An der neuen Atomlagenabscheidungs-Anlage können die DCST-Forscher und -Forscherinnen nun auch atomdünne Metallschichten mit hoher Präzision erzeugen. Foto: Andre Wirsig für die TUD

An der neuen Atomlagenabscheidungs-Anlage können die DCST-Forscher und -Forscherinnen nun auch atomdünne Metallschichten mit hoher Präzision erzeugen. Foto: Andre Wirsig für die TUD

Sachsen geben Industriespionen harte Nüsse zu knacken – Millionenzuschüsse aus Forlab-Programm

Dresden, 2. Juni 2021. Dresdner Mikroelektronik-Forscher arbeiten an neuartigen Verschleierungs-Schaltkreisen, die besonders gut gegen Industriespione geschützt sind: „Diese Chips können verbergen, was sie eigentlich tun und wie sie aufgebaut sind“, berichtet Professor Thomas Mikolajick von der Technischen Universität Dresden (TUD). Dabei setzen die Nanoelektroniker rekonfigurierbare Bauelemente ein. Deren elektronische Schaltungen bestehen zum Beispiel aus winzigen Siliziumdrähte, die sich im laufenden Betrieb auf der Hardware-Ebene zu immer neuen Chipfunktionen umschalten lassen.

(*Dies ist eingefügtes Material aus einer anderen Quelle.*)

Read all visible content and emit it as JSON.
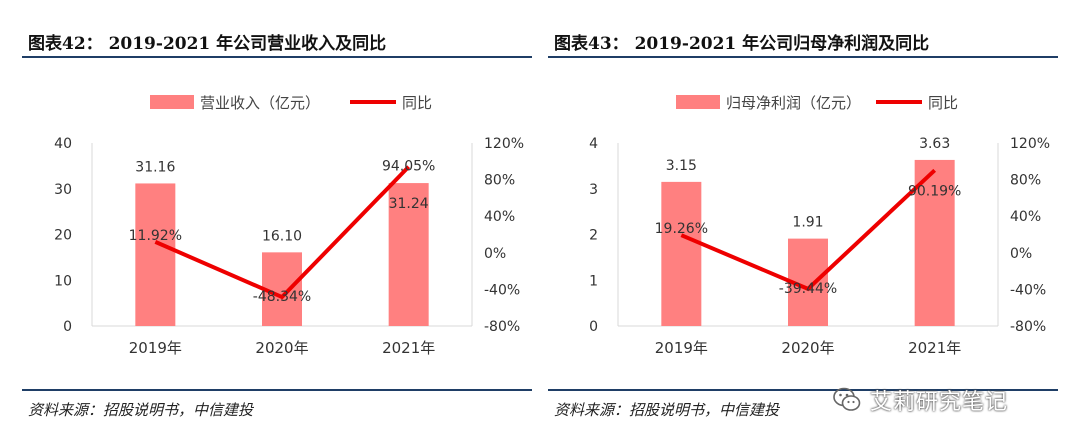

So etwa sehen die rekonfigurierbaren Bauelemente - hier ein Inverter aus Nanodraht-Transistoren - unterm Mikróskop aus. An der Entwicklung dieser Technologie waren das CFAED, die TU-Tochter Namlab, das DCST, das HZDR und weitere Partner beteiligt. Abbildung: Namlab

So etwa sehen die rekonfigurierbaren Bauelemente – hier ein Inverter aus Nanodraht-Transistoren – unterm Mikroskop aus. An der Entwicklung dieser Technologie waren das CFAED, die TU-Tochter Namlab, das DCST, das HZDR und weitere Partner beteiligt. Abbildung: Namlab

Copy-Cats kommen mit Aufsägen nicht mehr weiter

Damit lassen sich neue, flexiblere Elektronikprodukte konstruieren. Zudem macht diese Technik kriminellen Konkurrenten und technologiehungrigen Geheimdienstlern aus boykottierten Staaten das Leben schwer: Früher genügte es, einen Schaltkreis aufzusägen, um seinen Aufbau zu analysieren („Re-Engineering“) und ihn dann nachzubauen. Das ist wegen der Komplexität heutiger Prozessoren ohnehin schon schwieriger geworden. Aber rekonfigurierbaren Bauelementen können Außenstehende überhaupt nicht mehr ansehen, wozu sie gut sind. Auch aus dem Stromverbrauch lassen sich bei den Dresdner Lösungen keine Rückschlüsse mehr ziehen. „Viele Mikroelektronik-Unternehmen haben schon Interesse an dieser Technologie angemeldet“, sagt Thomas Mikolajick. Allerdings werde es noch einige Jahre dauern, bis solche verschleierten Chips Alltagsware sind.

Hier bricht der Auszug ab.